I'm running into this also using the celery distributed task manager under RHEL 5.3 with Python 2.6. My traceback looks a little different but the error the same:

      File "/usr/local/lib/python2.6/multiprocessing/pool.py", line 334, in terminate
    self._terminate()
  File "/usr/local/lib/python2.6/multiprocessing/util.py", line 174, in __call__
    res = self._callback(*self._args, **self._kwargs)
  File "/usr/local/lib/python2.6/multiprocessing/pool.py", line 373, in _terminate_pool
    p.terminate()
  File "/usr/local/lib/python2.6/multiprocessing/process.py", line 111, in terminate
    self._popen.terminate()
  File "/usr/local/lib/python2.6/multiprocessing/forking.py", line 136, in terminate
    if self.wait(timeout=0.1) is None:
  File "/usr/local/lib/python2.6/multiprocessing/forking.py", line 121, in wait
    res = self.poll()
  File "/usr/local/lib/python2.6/multiprocessing/forking.py", line 106, in poll
    pid, sts = os.waitpid(self.pid, flag)
OSError: [Errno 10] No child processes

Quite frustrating.. I'm running the code through pdb now, but haven't spotted anything yet.

markhellewell
A: 

The original sample script has "import signal" but no use of signals.
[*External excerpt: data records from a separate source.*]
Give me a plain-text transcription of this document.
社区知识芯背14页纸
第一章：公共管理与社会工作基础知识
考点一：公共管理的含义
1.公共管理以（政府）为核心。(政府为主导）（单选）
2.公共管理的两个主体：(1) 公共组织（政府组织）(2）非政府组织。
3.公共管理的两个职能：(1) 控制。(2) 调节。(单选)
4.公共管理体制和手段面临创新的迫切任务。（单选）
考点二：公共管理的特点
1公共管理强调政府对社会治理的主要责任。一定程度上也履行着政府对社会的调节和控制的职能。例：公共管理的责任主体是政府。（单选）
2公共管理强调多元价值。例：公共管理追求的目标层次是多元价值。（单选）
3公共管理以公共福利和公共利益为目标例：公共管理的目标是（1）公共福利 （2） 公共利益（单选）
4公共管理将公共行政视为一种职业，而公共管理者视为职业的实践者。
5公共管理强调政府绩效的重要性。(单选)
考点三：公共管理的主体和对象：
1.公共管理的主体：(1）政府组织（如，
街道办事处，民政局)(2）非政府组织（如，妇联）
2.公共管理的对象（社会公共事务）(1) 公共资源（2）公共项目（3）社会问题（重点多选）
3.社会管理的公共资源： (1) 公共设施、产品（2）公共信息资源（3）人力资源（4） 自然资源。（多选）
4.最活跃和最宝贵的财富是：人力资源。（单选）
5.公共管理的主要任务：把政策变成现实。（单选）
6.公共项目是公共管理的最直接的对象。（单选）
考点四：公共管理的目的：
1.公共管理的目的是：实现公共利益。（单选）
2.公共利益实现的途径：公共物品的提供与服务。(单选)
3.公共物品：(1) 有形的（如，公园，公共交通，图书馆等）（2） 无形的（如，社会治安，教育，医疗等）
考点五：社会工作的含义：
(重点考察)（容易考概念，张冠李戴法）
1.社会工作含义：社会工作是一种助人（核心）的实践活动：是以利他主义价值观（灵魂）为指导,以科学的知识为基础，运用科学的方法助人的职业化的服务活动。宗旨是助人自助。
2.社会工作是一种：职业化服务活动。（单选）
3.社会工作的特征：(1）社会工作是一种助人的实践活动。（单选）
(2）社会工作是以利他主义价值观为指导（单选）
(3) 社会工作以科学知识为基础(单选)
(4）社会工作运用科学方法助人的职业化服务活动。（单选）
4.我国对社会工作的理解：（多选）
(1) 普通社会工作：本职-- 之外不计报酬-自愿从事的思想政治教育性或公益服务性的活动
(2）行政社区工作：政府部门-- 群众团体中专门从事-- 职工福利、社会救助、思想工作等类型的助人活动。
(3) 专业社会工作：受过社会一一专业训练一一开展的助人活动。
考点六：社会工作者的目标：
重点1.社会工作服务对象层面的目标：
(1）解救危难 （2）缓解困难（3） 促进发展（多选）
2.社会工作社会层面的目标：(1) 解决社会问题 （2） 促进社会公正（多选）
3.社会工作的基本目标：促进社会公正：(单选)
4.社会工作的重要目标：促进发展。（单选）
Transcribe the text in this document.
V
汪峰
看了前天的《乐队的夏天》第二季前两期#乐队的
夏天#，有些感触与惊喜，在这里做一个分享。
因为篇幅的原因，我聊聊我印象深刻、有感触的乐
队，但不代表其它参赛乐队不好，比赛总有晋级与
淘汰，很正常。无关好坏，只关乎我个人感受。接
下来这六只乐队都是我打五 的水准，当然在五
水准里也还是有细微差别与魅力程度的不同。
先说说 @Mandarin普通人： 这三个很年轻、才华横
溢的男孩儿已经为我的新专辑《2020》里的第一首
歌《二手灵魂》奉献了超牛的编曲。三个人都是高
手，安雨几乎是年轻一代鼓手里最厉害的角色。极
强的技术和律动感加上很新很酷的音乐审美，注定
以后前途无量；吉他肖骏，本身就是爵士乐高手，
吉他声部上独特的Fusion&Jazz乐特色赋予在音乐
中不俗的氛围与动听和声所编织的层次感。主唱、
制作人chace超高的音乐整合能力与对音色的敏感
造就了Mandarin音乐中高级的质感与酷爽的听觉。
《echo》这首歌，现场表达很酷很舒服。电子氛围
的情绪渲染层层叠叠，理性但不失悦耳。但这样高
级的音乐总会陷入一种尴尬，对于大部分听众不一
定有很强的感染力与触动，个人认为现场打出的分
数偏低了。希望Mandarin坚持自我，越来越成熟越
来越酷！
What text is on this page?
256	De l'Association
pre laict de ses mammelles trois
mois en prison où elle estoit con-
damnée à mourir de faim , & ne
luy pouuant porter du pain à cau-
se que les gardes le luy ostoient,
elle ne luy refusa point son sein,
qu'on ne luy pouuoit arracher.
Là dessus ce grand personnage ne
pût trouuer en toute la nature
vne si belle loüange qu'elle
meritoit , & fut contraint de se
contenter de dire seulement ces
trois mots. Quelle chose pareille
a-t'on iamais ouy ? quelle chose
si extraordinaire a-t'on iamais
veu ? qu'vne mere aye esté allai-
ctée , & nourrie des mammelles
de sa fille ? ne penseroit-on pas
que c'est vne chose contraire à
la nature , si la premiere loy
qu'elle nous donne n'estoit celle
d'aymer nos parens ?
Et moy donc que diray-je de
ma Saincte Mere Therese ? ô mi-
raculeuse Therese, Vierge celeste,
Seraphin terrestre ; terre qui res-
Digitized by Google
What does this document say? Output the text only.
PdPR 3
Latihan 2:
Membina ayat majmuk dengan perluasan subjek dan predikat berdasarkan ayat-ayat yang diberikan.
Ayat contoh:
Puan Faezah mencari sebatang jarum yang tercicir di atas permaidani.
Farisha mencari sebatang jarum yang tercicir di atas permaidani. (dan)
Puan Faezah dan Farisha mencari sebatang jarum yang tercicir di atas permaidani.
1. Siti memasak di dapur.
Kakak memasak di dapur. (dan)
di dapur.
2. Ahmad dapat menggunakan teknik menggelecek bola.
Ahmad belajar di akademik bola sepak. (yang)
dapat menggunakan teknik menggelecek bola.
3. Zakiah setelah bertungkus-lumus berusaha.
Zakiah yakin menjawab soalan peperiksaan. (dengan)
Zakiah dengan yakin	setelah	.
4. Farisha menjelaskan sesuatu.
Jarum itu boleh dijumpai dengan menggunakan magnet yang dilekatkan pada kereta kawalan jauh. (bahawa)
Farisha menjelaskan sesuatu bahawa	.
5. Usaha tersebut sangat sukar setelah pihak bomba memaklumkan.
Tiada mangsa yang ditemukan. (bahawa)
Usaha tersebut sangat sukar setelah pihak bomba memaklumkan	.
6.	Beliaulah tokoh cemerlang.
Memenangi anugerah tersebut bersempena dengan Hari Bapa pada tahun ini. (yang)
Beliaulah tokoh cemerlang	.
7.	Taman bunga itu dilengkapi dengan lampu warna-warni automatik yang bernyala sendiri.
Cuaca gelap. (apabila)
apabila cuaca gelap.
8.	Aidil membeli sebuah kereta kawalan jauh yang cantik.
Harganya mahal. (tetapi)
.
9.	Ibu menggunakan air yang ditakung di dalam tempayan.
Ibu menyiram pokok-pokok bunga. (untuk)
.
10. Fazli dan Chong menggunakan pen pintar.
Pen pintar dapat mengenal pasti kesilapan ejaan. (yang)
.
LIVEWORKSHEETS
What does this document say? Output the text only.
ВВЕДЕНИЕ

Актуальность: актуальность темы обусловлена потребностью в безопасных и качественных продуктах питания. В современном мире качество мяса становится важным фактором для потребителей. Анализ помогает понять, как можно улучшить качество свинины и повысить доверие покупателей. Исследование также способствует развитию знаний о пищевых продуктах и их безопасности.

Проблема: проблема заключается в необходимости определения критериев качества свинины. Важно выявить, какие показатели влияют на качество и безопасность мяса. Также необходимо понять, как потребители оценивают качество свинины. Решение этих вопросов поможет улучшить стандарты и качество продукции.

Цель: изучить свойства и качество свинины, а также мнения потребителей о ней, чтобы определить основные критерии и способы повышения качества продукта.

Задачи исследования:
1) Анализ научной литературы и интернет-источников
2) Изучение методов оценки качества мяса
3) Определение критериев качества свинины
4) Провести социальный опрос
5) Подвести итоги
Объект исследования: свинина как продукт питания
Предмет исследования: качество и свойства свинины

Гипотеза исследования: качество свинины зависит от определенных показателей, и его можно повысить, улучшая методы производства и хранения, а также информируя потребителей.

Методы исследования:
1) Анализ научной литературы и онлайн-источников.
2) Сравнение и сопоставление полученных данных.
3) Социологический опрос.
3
However, I had a script causing this error message and it was due to my signal handling, so I'll explain here in case its what is happening for others. Within a signal handler, I was doing stuff with processes (e.g. creating a new process). Apparently this doesn't work, so I stopped doing that within the handler and fixed the error. (Note: sleep() functions wake up after signal handling so that can be an alternative approach to acting upon signals if you need to do things with processes)

Dave Brondsema
+2  A: 

Your problem is a conflict between the daemon and multiprocessing modules, in particular in its handling of the SIGCLD (child process terminated) signal. daemon sets SIGCLD to SIG_IGN when launching, which, at least on Linux, causes terminated children to immediately be reaped (rather than becoming a zombie until the parent invokes wait()). But multiprocessing's is_alive test invokes wait() to see if the process is alive, which fails if the process has already been reaped.

Simplest solution is just to set SIGCLD back to SIG_DFL (default behaviour -- ignore the signal and let the parent wait() for the terminated child process):

def run():
    # ...

    signal.signal(signal.SIGCLD, signal.SIG_DFL)

    process = processing.Process(target=func)
    process.start()

    while True:
        # ...
Anthony Towns
Bonus point for using the words, 'terminated', 'reaped', 'zombie', and 'reaped' again.
Adam Nelson
+2  A: 

Ignoring SIGCLD also causes problems with the subprocess module, because of a bug in that module (issue 1731717, still open as of 2009-09-18).

This behaviour is addressed in version 1.4.8 of the python-daemon library; it now omits the default fiddling with SIGCLD, so no longer has this unpleasant interaction with other standard library modules.

bignose